Muammar Gaddafi first entered the world stage in September 1969 when he led junior army officers in toppling King Idris in a bloodless military coup.

One of his first tasks was building up the armed forces, but he also spent billions improving living standards, making him popular with the poor.

Inspired by Arab nationalist sentiments he abandoned ties with Western powers and pursued aims of uniting Arab countries -- instigating the Arab Federation with Syria and Egypt in 1971 which soon broke down in argument and recrimination.

Gaddafi's relations with the West, became increasingly strained leading to accusations in 1986 that he sent agents to blow up a Berlin club frequented by American marines.


The US responded with air raids hitting one of Gaddafi's homes and killing his adopted daughter.

Gaddafi designed a political system of local congresses where people were allowed to air their views and appoint representatives to the General People's Congress. Critics dismissed this move saying the Congress was dedicated to maintaining power and wealth in Gaddafi's hands.

He poured money into projects like the Great Man-Made River, a scheme to pipe water from desert wells to coastal communities.
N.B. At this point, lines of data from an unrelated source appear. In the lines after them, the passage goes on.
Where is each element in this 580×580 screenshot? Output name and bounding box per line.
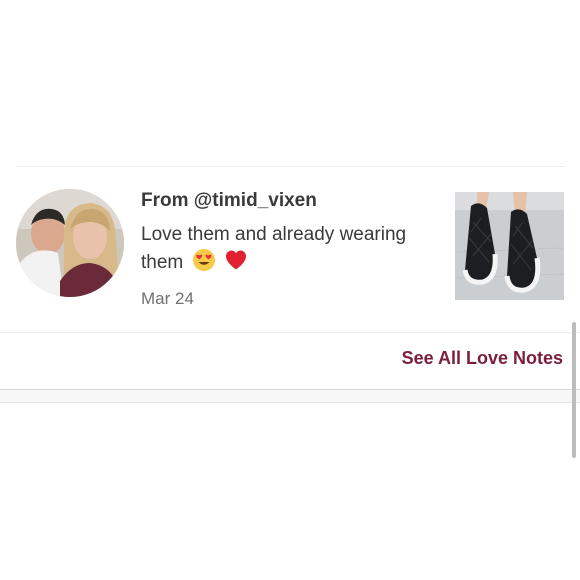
note-message: Love them and already wearing them xyxy=(141,222,441,280)
product-photo xyxy=(455,192,564,300)
note-text-block: From @timid_vixen Love them and already … xyxy=(141,189,441,310)
love-note-card[interactable]: From @timid_vixen Love them and already … xyxy=(0,167,580,332)
product-thumbnail[interactable] xyxy=(455,192,564,300)
scrollbar[interactable] xyxy=(572,322,576,458)
note-message-text: Love them and already wearing them xyxy=(141,224,407,273)
avatar-photo xyxy=(16,189,124,297)
avatar[interactable] xyxy=(16,189,124,297)
red-heart-icon xyxy=(224,248,248,280)
divider xyxy=(0,332,580,333)
page: From @timid_vixen Love them and already … xyxy=(0,0,580,580)
section-separator xyxy=(0,390,580,403)
note-author[interactable]: From @timid_vixen xyxy=(141,189,441,213)
heart-eyes-icon xyxy=(192,248,216,280)
see-all-love-notes-link[interactable]: See All Love Notes xyxy=(402,348,563,369)
note-date: Mar 24 xyxy=(141,289,194,308)
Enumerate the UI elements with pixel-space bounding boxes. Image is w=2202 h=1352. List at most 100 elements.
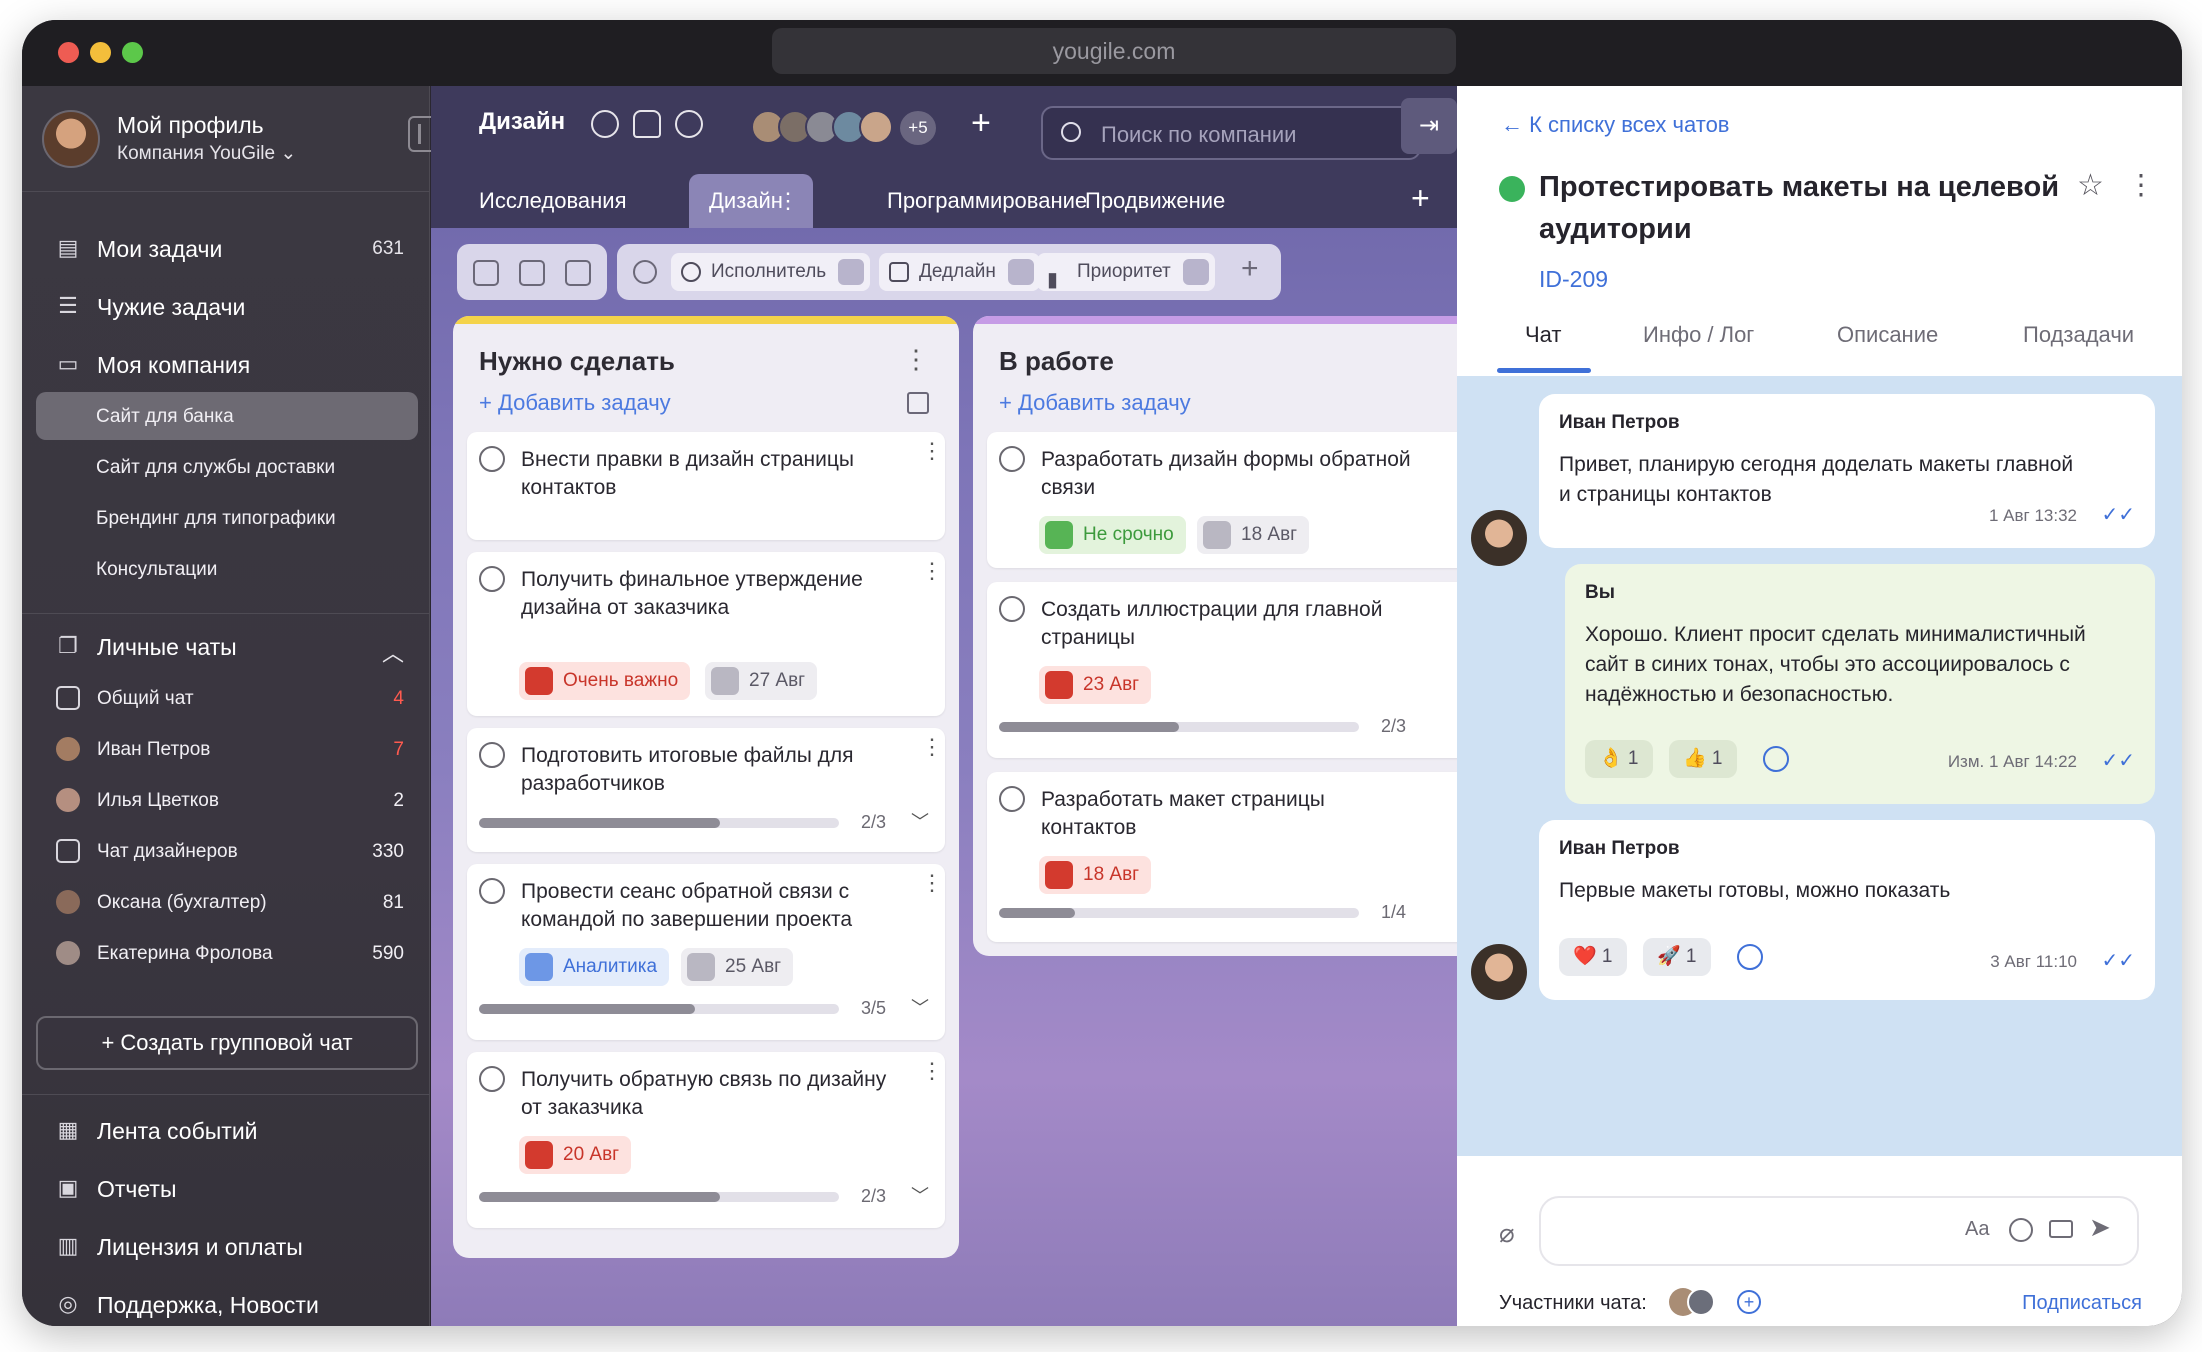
chevron-up-icon[interactable]: ︿ [382,636,404,668]
reaction-ok[interactable]: 👌 1 [1585,740,1653,778]
profile-block[interactable]: Мой профиль Компания YouGile ⌄ [22,86,444,192]
add-participant-icon[interactable]: + [1737,1290,1761,1314]
chevron-down-icon[interactable]: ﹀ [911,1182,929,1208]
search-input[interactable]: Поиск по компании [1041,106,1421,160]
list-view-icon[interactable] [565,260,591,286]
checkbox-icon[interactable] [999,446,1025,472]
add-tab-icon[interactable]: + [1411,180,1430,217]
status-done-icon[interactable] [1499,176,1525,202]
priority-tag[interactable]: Не срочно [1039,516,1186,554]
kebab-icon[interactable]: ⋮ [921,1060,943,1082]
kanban-view-icon[interactable] [473,260,499,286]
sidebar-item-support[interactable]: ◎ Поддержка, Новости [22,1280,430,1326]
chat-item[interactable]: Иван Петров 7 [22,725,430,775]
task-card[interactable]: Провести сеанс обратной связи с командой… [467,864,945,1040]
checkbox-icon[interactable] [479,878,505,904]
tab-design[interactable]: Дизайн ⋮ [689,174,813,228]
task-card[interactable]: Получить обратную связь по дизайну от за… [467,1052,945,1228]
sidebar-item-license[interactable]: ▥ Лицензия и оплаты [22,1222,430,1272]
chats-section-header[interactable]: ❐ Личные чаты ︿ [22,622,430,672]
send-icon[interactable]: ➤ [2089,1212,2111,1243]
gear-icon[interactable] [591,110,619,138]
project-item[interactable]: Сайт для банка [36,392,418,440]
open-panel-icon[interactable]: ⇥ [1401,98,1457,154]
checkbox-icon[interactable] [479,446,505,472]
text-format-icon[interactable]: Aa [1965,1218,1989,1241]
add-task-button[interactable]: + Добавить задачу [479,390,671,416]
add-reaction-icon[interactable] [1763,746,1789,772]
filter-icon[interactable] [1007,259,1034,285]
tab-info-log[interactable]: Инфо / Лог [1643,322,1754,348]
close-window-icon[interactable] [58,42,79,63]
chat-item[interactable]: Общий чат 4 [22,674,430,724]
message-input[interactable]: Aa ➤ [1539,1196,2139,1266]
task-card[interactable]: Разработать дизайн формы обратной связи … [987,432,1457,568]
calendar-view-icon[interactable] [519,260,545,286]
date-tag[interactable]: 18 Авг [1039,856,1152,894]
column-menu-icon[interactable]: ⋮ [903,344,929,375]
kebab-icon[interactable]: ⋮ [777,174,799,228]
chat-item[interactable]: Екатерина Фролова 590 [22,929,430,979]
kebab-icon[interactable]: ⋮ [921,736,943,758]
filter-assignee[interactable]: Исполнитель [671,253,871,291]
chevron-down-icon[interactable]: ﹀ [911,994,929,1020]
maximize-window-icon[interactable] [122,42,143,63]
task-card[interactable]: Внести правки в дизайн страницы контакто… [467,432,945,540]
help-icon[interactable] [675,110,703,138]
kebab-icon[interactable]: ⋮ [2127,168,2155,201]
avatar[interactable] [1471,944,1527,1000]
more-members-badge[interactable]: +5 [900,111,936,145]
project-item[interactable]: Сайт для службы доставки [36,443,418,491]
date-tag[interactable]: 25 Авг [681,948,794,986]
filter-icon[interactable] [1182,259,1209,285]
url-bar[interactable]: yougile.com [772,28,1456,74]
date-tag[interactable]: 27 Авг [705,662,818,700]
task-card[interactable]: Разработать макет страницы контактов 18 … [987,772,1457,942]
chevron-down-icon[interactable]: ﹀ [911,808,929,834]
add-member-icon[interactable]: + [971,104,991,143]
star-icon[interactable]: ☆ [2077,168,2104,203]
task-card[interactable]: Подготовить итоговые файлы для разработч… [467,728,945,852]
create-group-chat-button[interactable]: + Создать групповой чат [36,1016,418,1070]
chat-item[interactable]: Илья Цветков 2 [22,776,430,826]
category-tag[interactable]: Аналитика [519,948,670,986]
date-tag[interactable]: 23 Авг [1039,666,1152,704]
video-icon[interactable] [2049,1220,2073,1238]
avatar[interactable] [1687,1288,1715,1316]
project-item[interactable]: Брендинг для типографики [36,494,418,542]
add-reaction-icon[interactable] [1737,944,1763,970]
filter-deadline[interactable]: Дедлайн [879,253,1040,291]
subscribe-link[interactable]: Подписаться [2022,1292,2142,1315]
avatar[interactable] [1471,510,1527,566]
company-selector[interactable]: Компания YouGile ⌄ [117,142,296,165]
sidebar-item-events[interactable]: ▦ Лента событий [22,1106,430,1156]
project-item[interactable]: Консультации [36,545,418,593]
sidebar-item-my-tasks[interactable]: ▤ Мои задачи 631 [22,224,430,274]
avatar[interactable] [859,110,893,144]
emoji-icon[interactable] [2009,1218,2033,1242]
checkbox-icon[interactable] [479,1066,505,1092]
bell-icon[interactable] [633,110,661,138]
sidebar-item-others-tasks[interactable]: ☰ Чужие задачи [22,282,430,332]
chat-item[interactable]: Оксана (бухгалтер) 81 [22,878,430,928]
tab-subtasks[interactable]: Подзадачи [2023,322,2134,348]
add-filter-icon[interactable]: + [1241,252,1259,286]
priority-tag[interactable]: Очень важно [519,662,691,700]
chat-item[interactable]: Чат дизайнеров 330 [22,827,430,877]
tab-chat[interactable]: Чат [1525,322,1562,348]
tab-description[interactable]: Описание [1837,322,1938,348]
checkbox-icon[interactable] [479,742,505,768]
settings-icon[interactable] [633,260,657,284]
add-task-button[interactable]: + Добавить задачу [999,390,1191,416]
kebab-icon[interactable]: ⋮ [921,440,943,462]
attach-icon[interactable]: ⌀ [1499,1218,1515,1249]
filter-icon[interactable] [838,259,865,285]
checkbox-icon[interactable] [479,566,505,592]
reaction-heart[interactable]: ❤️ 1 [1559,938,1627,976]
tab-research[interactable]: Исследования [459,174,647,228]
sidebar-item-my-company[interactable]: ▭ Моя компания [22,340,430,390]
task-card[interactable]: Получить финальное утверждение дизайна о… [467,552,945,716]
date-tag[interactable]: 20 Авг [519,1136,632,1174]
date-tag[interactable]: 18 Авг [1197,516,1310,554]
checkbox-icon[interactable] [999,596,1025,622]
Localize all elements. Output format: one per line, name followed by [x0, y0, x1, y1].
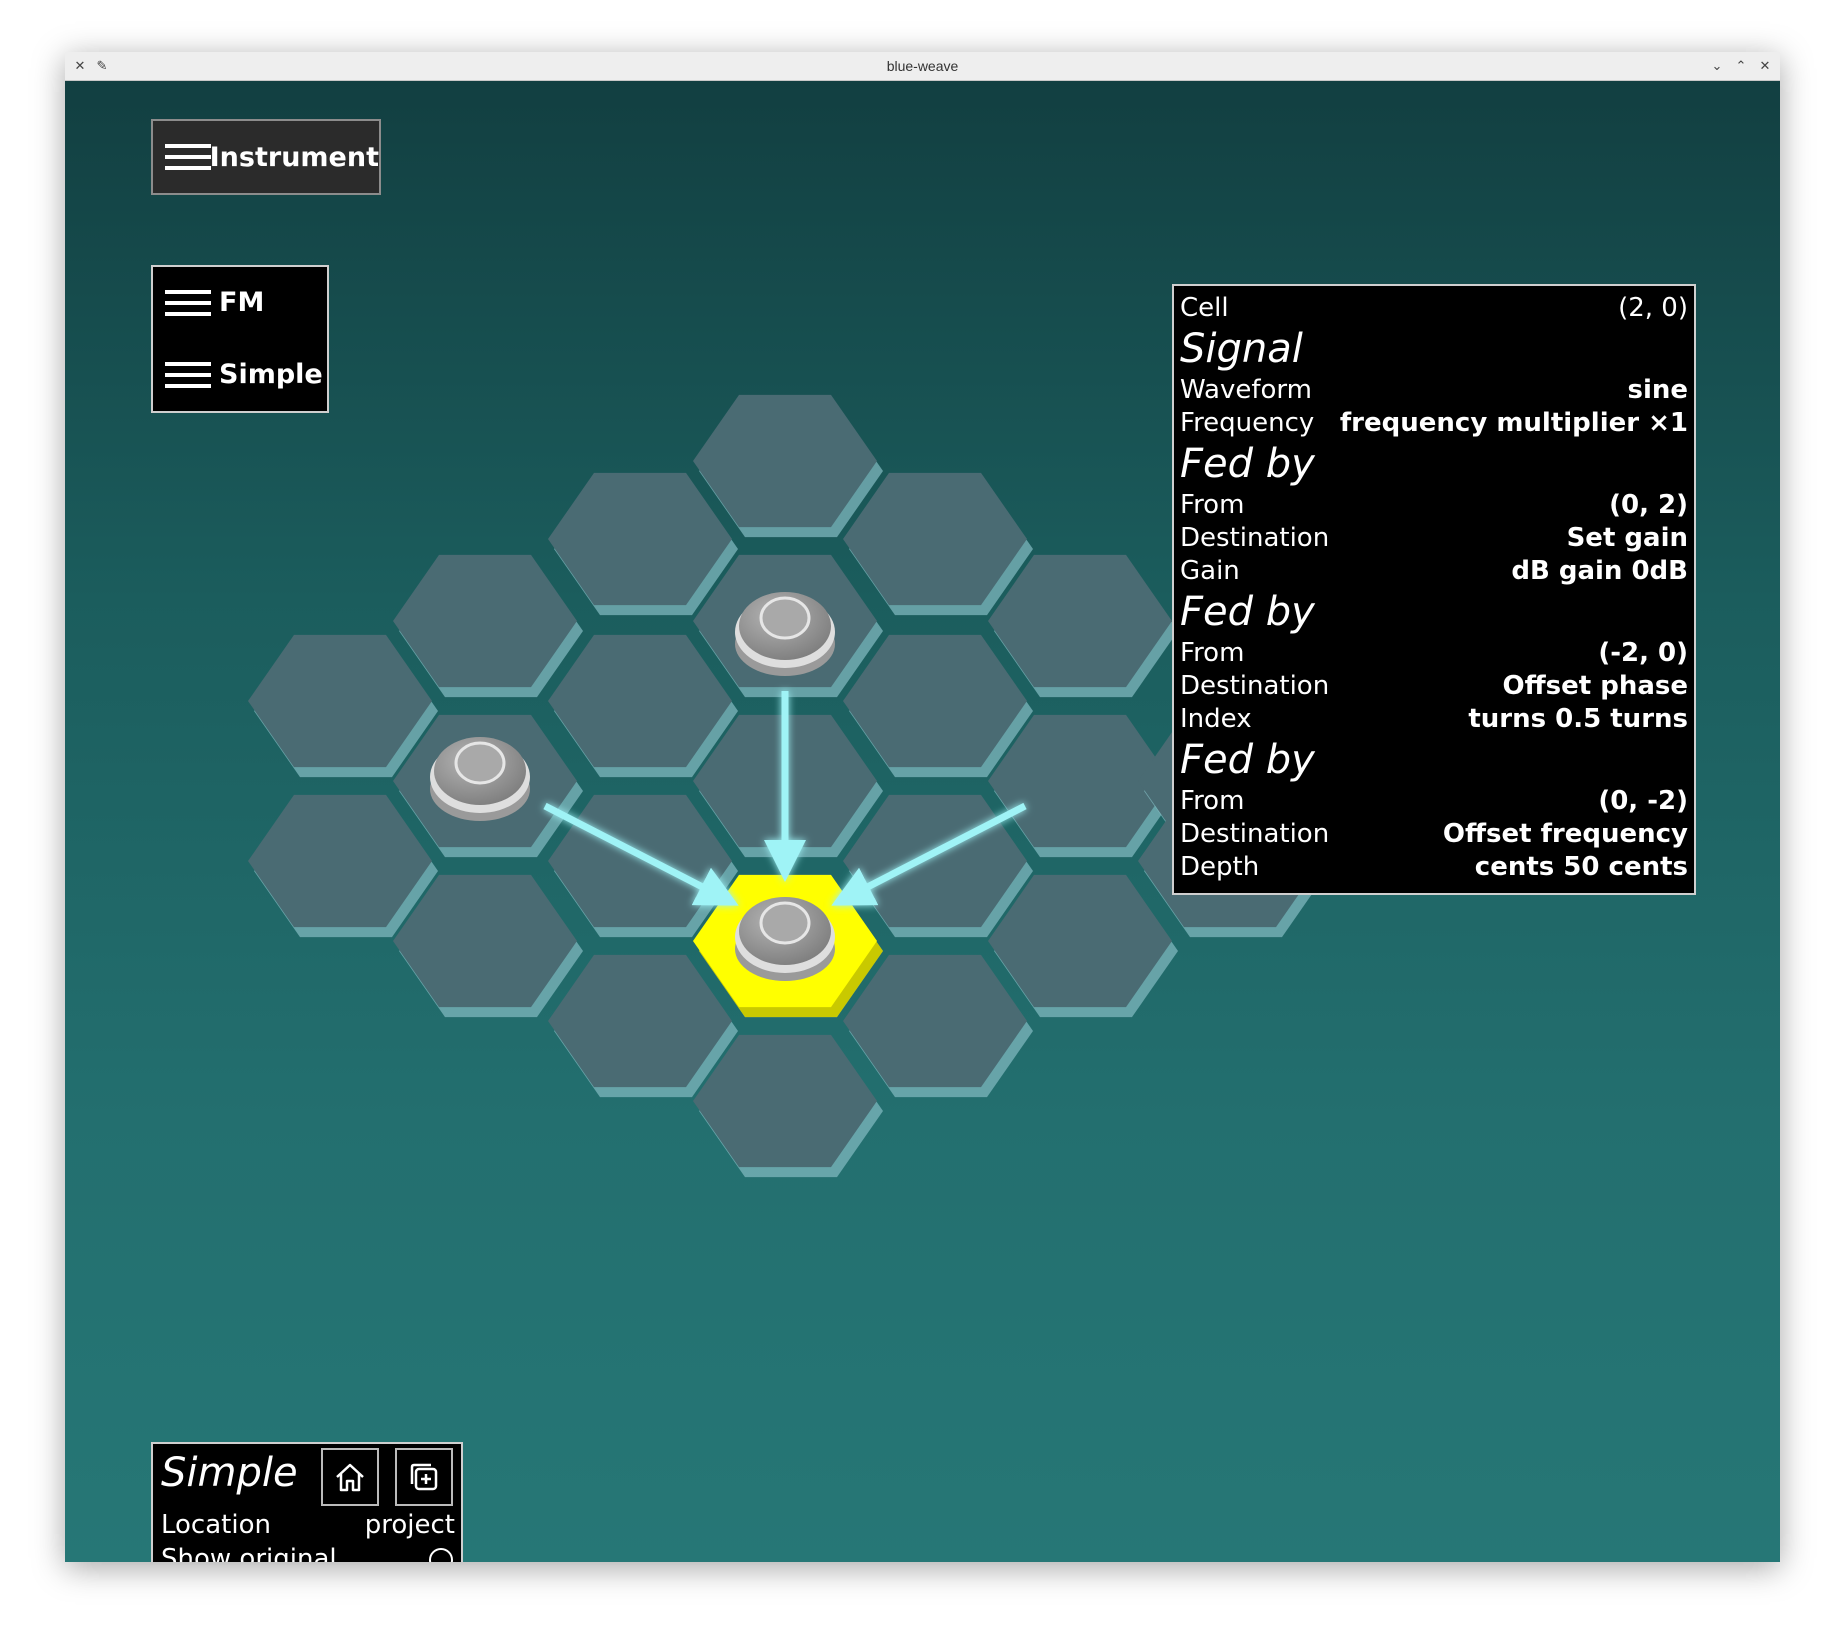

The project, which Gaddafi has described as the eighth wonder of the world, is estimated to have cost 20 billion dollars.

When Pan Am Flight 103 blew up over the Scottish village of Lockerbie in December 1988, killing two hundred and seventy people, Western intelligence agencies were quick to point the finger of blame at the Gaddafi regime.

UN Council sanctions following the bombing crippled Libya's economy but did not appear to dampen Gaddafi's revolutionary spirit and his anti-capitalist, anti-Western rhetoric.

Former South African President Nelson Mandela played a key role in persuading Gaddafi to surrender two Libyan nationals suspected of involvement in the bombing.

A specially convened Scottish Court found Abdel-Basset al-Megrahi guilty of mass murder sentencing him to 27 years in prison, he was freed ahead of fulfilling the term on health grounds.

Gaddafi's quirky style was legendary -- once pitching a tent at Cairo's presidential compound on a visit. He also ignored traditions of his conservative society, surrounding himself with women bodyguards toting assault rifles.

He frequently criticized Arab leaders, attacking Saudi Arabia in 2003 for hosting thousands of US troops since the 1991 Gulf War.

Later in 2003 he caught the world by surprise announcing plans abandon its weapons of mass destruction program.

The announcement drew swift praise from London and Washington and an end to international isolation, with the US and UK ending a broad trade embargo, and resuming full diplomatic relations.

In June 2009 Gaddafi arrived in Rome for a four day visit, his first trip to Libya's former colonial ruler where he was welcomed by Italian Prime Minister Silvio Berlusconi.

In 2009 in his first visit to the US since he taking power 40 years ago, Gaddafi accused major powers on the UN's Security Council of betraying the principles of the UN charter.

Gaddafi never held an official state position and was known simply as "Brother Leader and Guide of the Revolution".